The neat 15-square-meter classroom looks spacious with only seven students present.
The children shout in unison as the teacher points to the Chinese characters he has written on the blackboard.
This is Tianxianling school, high in the Tianxianling Mountains in Haiyan County of east China's Zhejiang Province.
The school, which was built by about 100 local families, now services seven students -- three in first grade and four in preschool, but all taught by Chen Qichang, the only teacher in the mountains.
"The student will go to the town of Yong'an at the foot of the mountain to continue their studies in a bigger primary school when they finish their third grade here," said Chen, who has managed the school alone for more than 30 years.
"This school has been relocated three times and even separated into two parts," he recalled.
Chen, now in his early 50s, said in the late 1980s he was the only teacher at two schools, each on separate hills in the Tianxianling mountains. Students from the southern hilltop had to go to the northern school for their summer semester and, in winter semester, the reverse was true.
"There were generally less than 10 children," said Chen. But no matter how few students there were, Chen always taught earnestly, viewing the children as his own. "We were like a family," he said.
Chen not only teaches the children maths and Chinese literature but has added a sports class as well.

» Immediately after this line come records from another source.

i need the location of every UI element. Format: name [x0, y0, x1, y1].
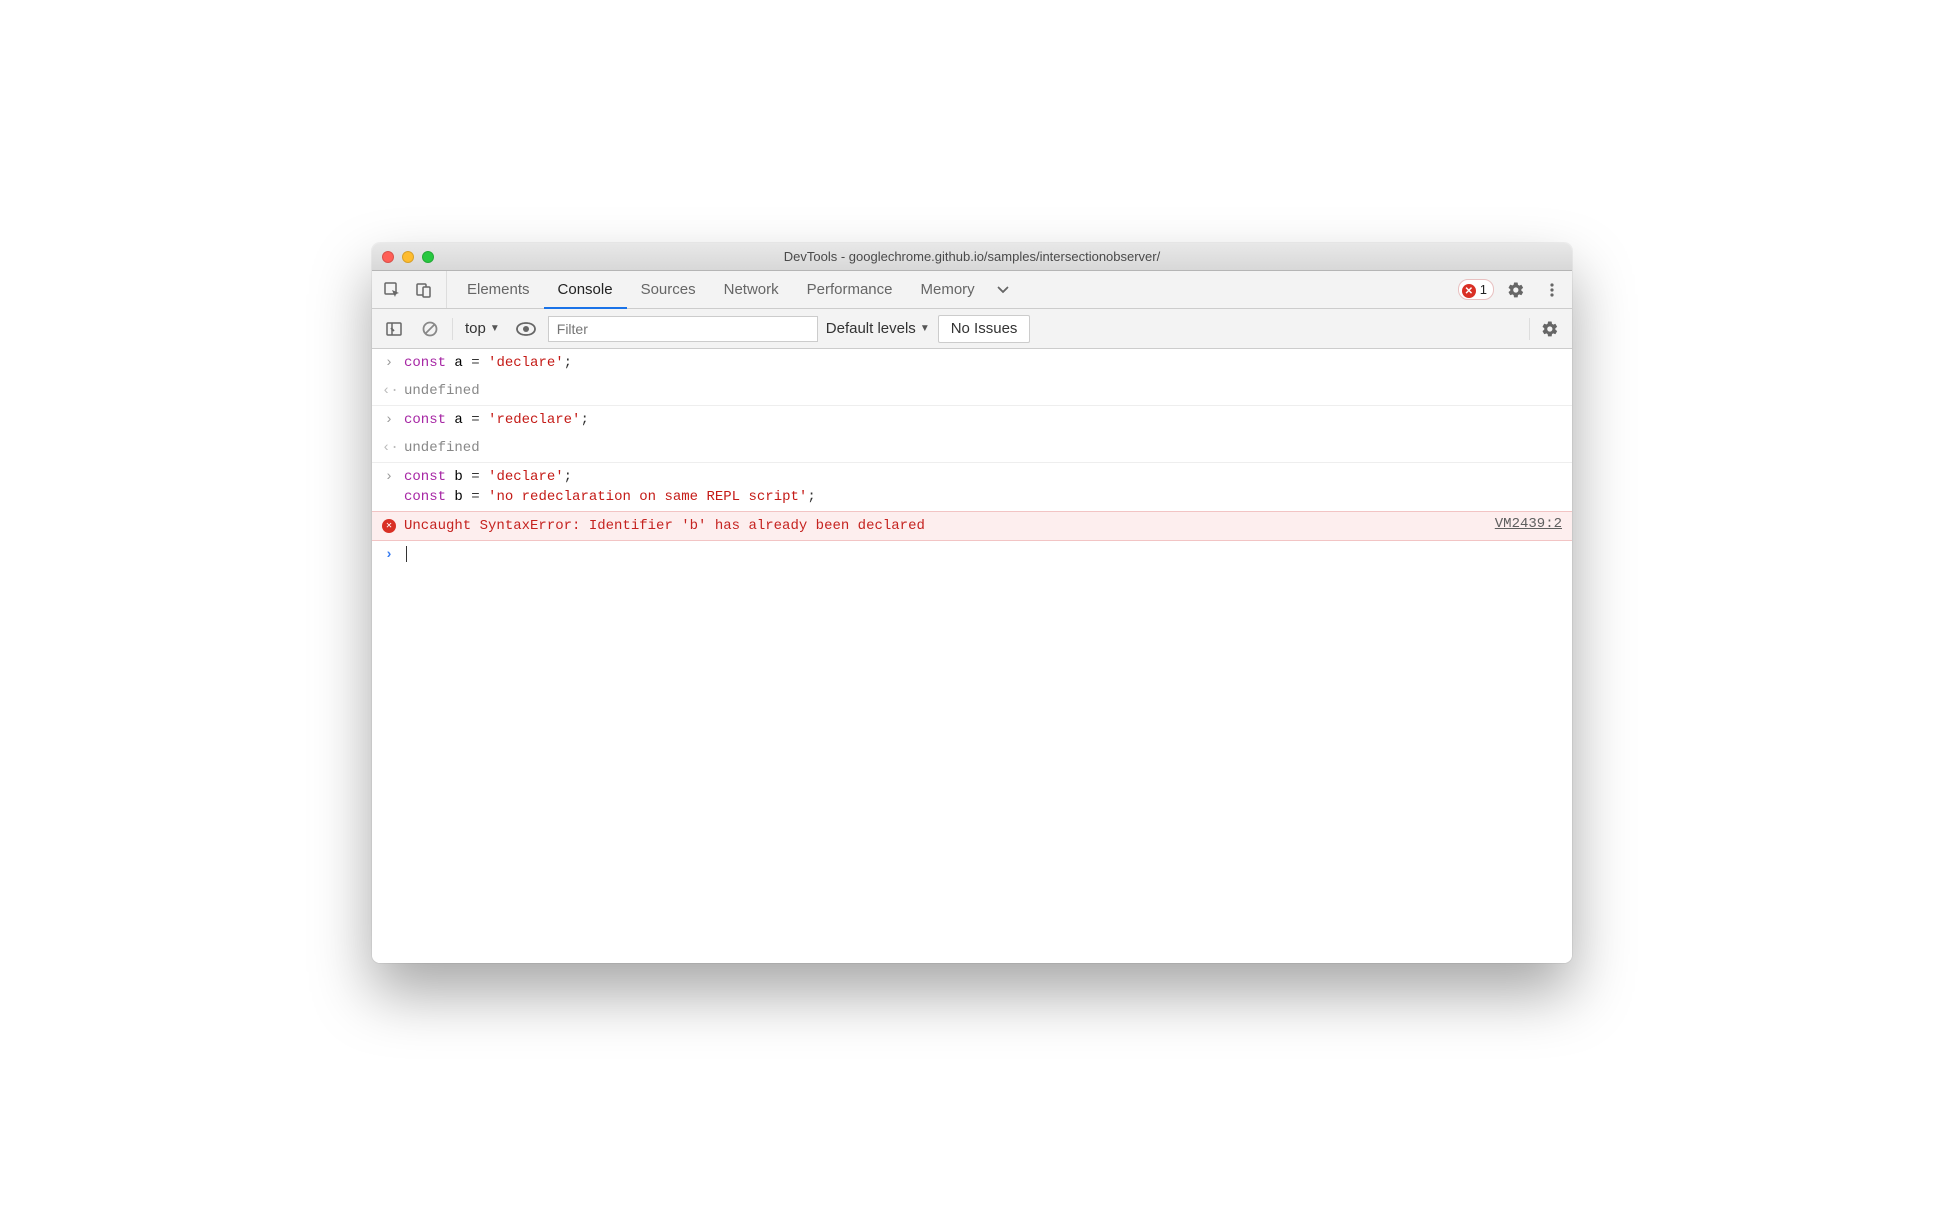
execution-context-selector[interactable]: top ▼ — [461, 320, 504, 337]
maximize-window-button[interactable] — [422, 251, 434, 263]
console-output[interactable]: › const a = 'declare'; ‹· undefined › co… — [372, 349, 1572, 963]
console-input-row: › const b = 'declare'; const b = 'no red… — [372, 463, 1572, 511]
inspect-element-icon[interactable] — [378, 276, 406, 304]
output-chevron-icon: ‹· — [382, 438, 396, 458]
console-toolbar: top ▼ Default levels ▼ No Issues — [372, 309, 1572, 349]
more-menu-icon[interactable] — [1538, 276, 1566, 304]
titlebar: DevTools - googlechrome.github.io/sample… — [372, 243, 1572, 271]
console-output-row: ‹· undefined — [372, 377, 1572, 406]
device-toolbar-icon[interactable] — [410, 276, 438, 304]
devtools-window: DevTools - googlechrome.github.io/sample… — [372, 243, 1572, 963]
traffic-lights — [382, 251, 434, 263]
error-count-badge[interactable]: ✕ 1 — [1458, 279, 1494, 300]
tab-network[interactable]: Network — [710, 271, 793, 308]
console-prompt-input[interactable] — [404, 545, 407, 565]
settings-icon[interactable] — [1502, 276, 1530, 304]
error-icon: ✕ — [1462, 284, 1476, 298]
console-input-row: › const a = 'redeclare'; — [372, 406, 1572, 434]
error-icon: ✕ — [382, 519, 396, 533]
issues-button[interactable]: No Issues — [938, 315, 1031, 343]
minimize-window-button[interactable] — [402, 251, 414, 263]
console-sidebar-toggle-icon[interactable] — [380, 315, 408, 343]
log-levels-selector[interactable]: Default levels ▼ — [826, 320, 930, 337]
console-code: const b = 'declare'; const b = 'no redec… — [404, 467, 816, 507]
console-input-row: › const a = 'declare'; — [372, 349, 1572, 377]
console-code: const a = 'redeclare'; — [404, 410, 589, 430]
dropdown-triangle-icon: ▼ — [490, 323, 500, 334]
main-tabbar: Elements Console Sources Network Perform… — [372, 271, 1572, 309]
window-title: DevTools - googlechrome.github.io/sample… — [382, 249, 1562, 264]
console-settings-icon[interactable] — [1536, 315, 1564, 343]
input-chevron-icon: › — [382, 467, 396, 487]
tab-elements[interactable]: Elements — [453, 271, 544, 308]
dropdown-triangle-icon: ▼ — [920, 323, 930, 334]
tab-performance[interactable]: Performance — [793, 271, 907, 308]
clear-console-icon[interactable] — [416, 315, 444, 343]
console-result: undefined — [404, 438, 480, 458]
live-expression-icon[interactable] — [512, 315, 540, 343]
console-error-row: ✕ Uncaught SyntaxError: Identifier 'b' h… — [372, 511, 1572, 541]
error-message: Uncaught SyntaxError: Identifier 'b' has… — [404, 516, 925, 536]
panel-tabs: Elements Console Sources Network Perform… — [453, 271, 1017, 308]
filter-input[interactable] — [548, 316, 818, 342]
tab-memory[interactable]: Memory — [907, 271, 989, 308]
tab-sources[interactable]: Sources — [627, 271, 710, 308]
error-count: 1 — [1480, 282, 1487, 297]
close-window-button[interactable] — [382, 251, 394, 263]
input-chevron-icon: › — [382, 353, 396, 373]
input-chevron-icon: › — [382, 410, 396, 430]
tab-console[interactable]: Console — [544, 271, 627, 308]
console-prompt-row[interactable]: › — [372, 541, 1572, 569]
output-chevron-icon: ‹· — [382, 381, 396, 401]
console-output-row: ‹· undefined — [372, 434, 1572, 463]
prompt-chevron-icon: › — [382, 545, 396, 565]
console-result: undefined — [404, 381, 480, 401]
console-code: const a = 'declare'; — [404, 353, 572, 373]
more-tabs-button[interactable] — [989, 271, 1017, 308]
error-source-link[interactable]: VM2439:2 — [1495, 516, 1562, 532]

Since the school had no money for sports facilities, Chen used the round and thick bamboo growing on the mountains to build a horizontal bar, uneven bars, a single-plank bridge and stilts all by himself, creating a small playground for his students.
"Playing sport is a good way of improving stamina and making them smarter," he said.
During the past three decades, more than 200 students have passed through the small classroom before beginning their own lives.
"I believe none of them would forget they started here," said Chen.